Bild: Halten ganz schön was aus: alte Nylons als Blumentopfhalterung
Schönen Müll mache ich, seit ich denken kann. Früher in meinem Kinderzimmer
nahm ich Kataloge und Zeitschriften auseinander, schnitt, klebte und malte.
Bei meinen ersten Versuchen an der Nähmaschine kam eine Hose aus alten
Hemden heraus – sie war nicht tragbar, aber ein Anfang. Alte T-Shirts
schnitt ich in Streifen und häkelte damit. Diverse [1][DIY-Blogs] und
später auch Instagram brachten neue Ideen, neue Techniken. Seit gut fünf
Jahren schreibe ich darüber, was ich alles aus altem Material herstelle:
eine Erinnerung und eine Hommage an jeden schönen Müll.
Der war lange auch eine Kostenfrage. Handarbeit ist ein teures Hobby. Das
andere, noch viel größere Problem: Es gibt schon so viele Dinge auf der
Welt, muss ich da wirklich noch mehr neu produzieren? Upcycling ist die
Lösung für beides.
Der Weg vom Müll zum Schönen ist vielfältig: Manchmal ist es ein
Gedankenblitz, ich sehe etwas, und zack – habe ich CD-Hüllen in kleine
Boxen oder verfilzte Pullover in Kuscheltiere verwandelt. Manchmal ist es
hingegen ein quälend langer Kreativprozess. Das Material ist zwar da, aber
es sagt mir nicht direkt, was es werden möchte. Ideen oder Anleitungen aus
dem Internet müssen ausprobiert und angepasst und neu gedacht werden. Dann
klappt es doch gar nicht so wie gedacht, vielleicht aber ganz anders. Es
braucht Lust am Rumprobieren. Und manchmal viel Geduld.

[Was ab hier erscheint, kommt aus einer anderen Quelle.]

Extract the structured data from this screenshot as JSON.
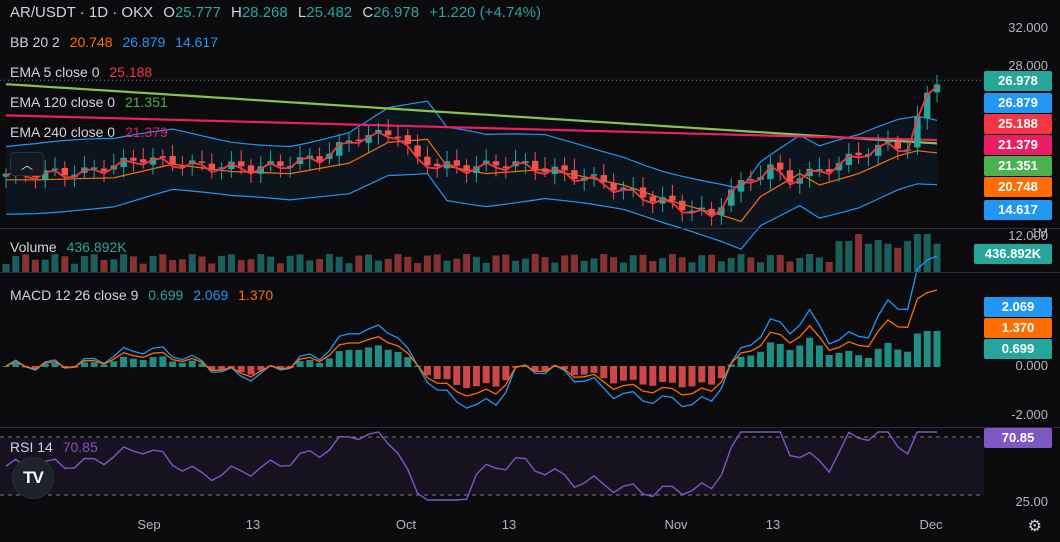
{
  "header": {
    "symbol": "AR/USDT · 1D · OKX",
    "open_label": "O",
    "open": "25.777",
    "high_label": "H",
    "high": "28.268",
    "low_label": "L",
    "low": "25.482",
    "close_label": "C",
    "close": "26.978",
    "change": "+1.220 (+4.74%)"
  },
  "indicators": {
    "bb": {
      "label": "BB 20 2",
      "basis": "20.748",
      "upper": "26.879",
      "lower": "14.617"
    },
    "ema5": {
      "label": "EMA 5 close 0",
      "value": "25.188"
    },
    "ema120": {
      "label": "EMA 120 close 0",
      "value": "21.351"
    },
    "ema240": {
      "label": "EMA 240 close 0",
      "value": "21.379"
    },
    "volume": {
      "label": "Volume",
      "value": "436.892K"
    },
    "macd": {
      "label": "MACD 12 26 close 9",
      "hist": "0.699",
      "macd": "2.069",
      "signal": "1.370"
    },
    "rsi": {
      "label": "RSI 14",
      "value": "70.85"
    }
  },
  "price_tags": [
    {
      "value": "26.978",
      "color": "#26a69a"
    },
    {
      "value": "26.879",
      "color": "#2196f3"
    },
    {
      "value": "25.188",
      "color": "#f23645"
    },
    {
      "value": "21.379",
      "color": "#e91e63"
    },
    {
      "value": "21.351",
      "color": "#4caf50"
    },
    {
      "value": "20.748",
      "color": "#ff6d00"
    },
    {
      "value": "14.617",
      "color": "#2196f3"
    }
  ],
  "volume_tag": {
    "value": "436.892K",
    "color": "#26a69a"
  },
  "macd_tags": [
    {
      "value": "2.069",
      "color": "#2196f3"
    },
    {
      "value": "1.370",
      "color": "#ff6d00"
    },
    {
      "value": "0.699",
      "color": "#26a69a"
    }
  ],
  "rsi_tag": {
    "value": "70.85",
    "color": "#7e57c2"
  },
  "price_axis": [
    "32.000",
    "28.000",
    "12.000"
  ],
  "volume_axis": [
    "1M"
  ],
  "macd_axis": [
    "0.000",
    "-2.000"
  ],
  "rsi_axis": [
    "25.00"
  ],
  "time_axis": [
    "Sep",
    "13",
    "Oct",
    "13",
    "Nov",
    "13",
    "Dec"
  ],
  "logo_text": "TV",
  "colors": {
    "up": "#26a69a",
    "down": "#ef5350",
    "bb": "#2196f3",
    "ema5": "#f23645",
    "ema120": "#8bc34a",
    "ema240": "#e91e63",
    "rsi": "#7e57c2"
  }
}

So war es auch mit den Strumpfhosen. Sie scheuern auf zwischen den Beinen
und werden löchrig an Ballen und Fersen. Klar, Laufmaschen lassen sich mit
etwas Nagellack stoppen. Aber irgendwann sind die Löcher so groß und die
Nähte halten so schlecht, dass das Teil aussortiert werden muss.
Über die Jahre sammelten sich immer mehr zerlöcherte Strumpfhosen bei mir
an. Wegwerfen wollte ich sie nicht. Es kann ja wohl nicht sein, dass sich
aus einem Material, das in solchen Mengen anfällt, kein schöner Müll
zaubern lässt! Und während meine Sammlung wuchs, konnte ich mir selbst beim
kreativen Prozess zuschauen.
Phase 1 – vom Material her gedacht: Es ist elastisch. Mit einzelnen
abgeschnittenen Strumpfhosenstreifen band ich im Sommer meine
überwuchernden Busch-Tomaten auf dem Balkon fest. Sie schneiden nicht ein
und sind für die Pflanzen deshalb besser als herkömmliche Schnur oder
Draht. Aber das braucht man nicht so oft. Und es blieb ein großer Haufen
nicht mehr tragbarer Strumpfhosen mit Löchern übrig.
Phase 2 – von der Form her gedacht: Das Material ist schlauchig. Aus
halbwegs intakten Wollstrumpfhosenbeinen lassen sich – gefüllt mit Woll-,
Stoff- und Filzresten oder anderen, kaputten Strumpfhosen – wunderbare
Zugluftstopper herstellen. Vor Türen und zwischen alten Doppelglasfenstern
sorgen sie im Winter dafür, dass man die Heizung nicht ganz so hoch stellen
muss.
Phase 3 – nochmal anders von der Form her gedacht: Aus den langen Beinen
der Strumpfhosen kann man lange Schüre herstellen. Und aus Schnüren kann
man Blumenampeln im Makramee-Stil knüpfen – ja, das ist jetzt wieder
modern, seit einiger Zeit sogar schon. Da ich Pflanzen fast so sehr wie
Handarbeiten mag, standen solche Blumenampeln schon lange auf meiner
Ausprobier-Liste. Aber ich wollte keine teuren, neu produzierten Kordeln
kaufen. Und so sind meine alten Strumpfhosen nun mein Schlüssel zum Glück:
Mit Nylon-Makramee komme ich ins Blumenampelreich.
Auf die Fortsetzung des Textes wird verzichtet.